In 1976, the House Select Committee on Assassinations undertook reinvestigations of the
murders of John F. Kennedy and Martin Luther King, Jr. In 1979, a single Report and twelve
volumes of appendices on each assassination were published by the Congress. In the JFK case,
the HSCA found that there was a "probable conspiracy," though it was unable to determine
the nature of that conspiracy or its other participants (besides Oswald). This finding was
based in part on acoustics evidence from a tape purported to record the shots, but was also
based on other evidence including an investigation of Ruby's underworld connections.

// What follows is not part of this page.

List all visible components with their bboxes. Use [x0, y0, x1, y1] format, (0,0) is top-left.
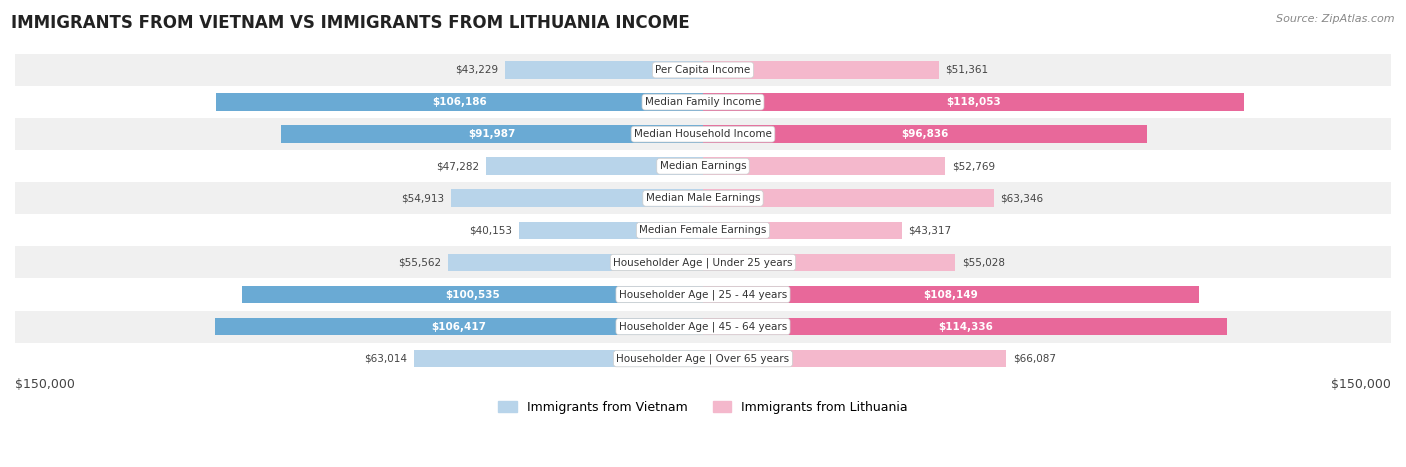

The
acoustics evidence was disputed by a panel of scientists, but that "debunking" has itself
come under attack recently.
The massive internal files of the HSCA were unsealed in the wake of the 1992 JFK Assassination
Records Collection Act. Still being digested by researchers, they have shed more light on the
assassination itself and also on the conduct of the HSCA's investigation. Contained herein are
some of the more important documents from that collection, including the long-desired "Lopez
Report" and many formerly-secret depositions.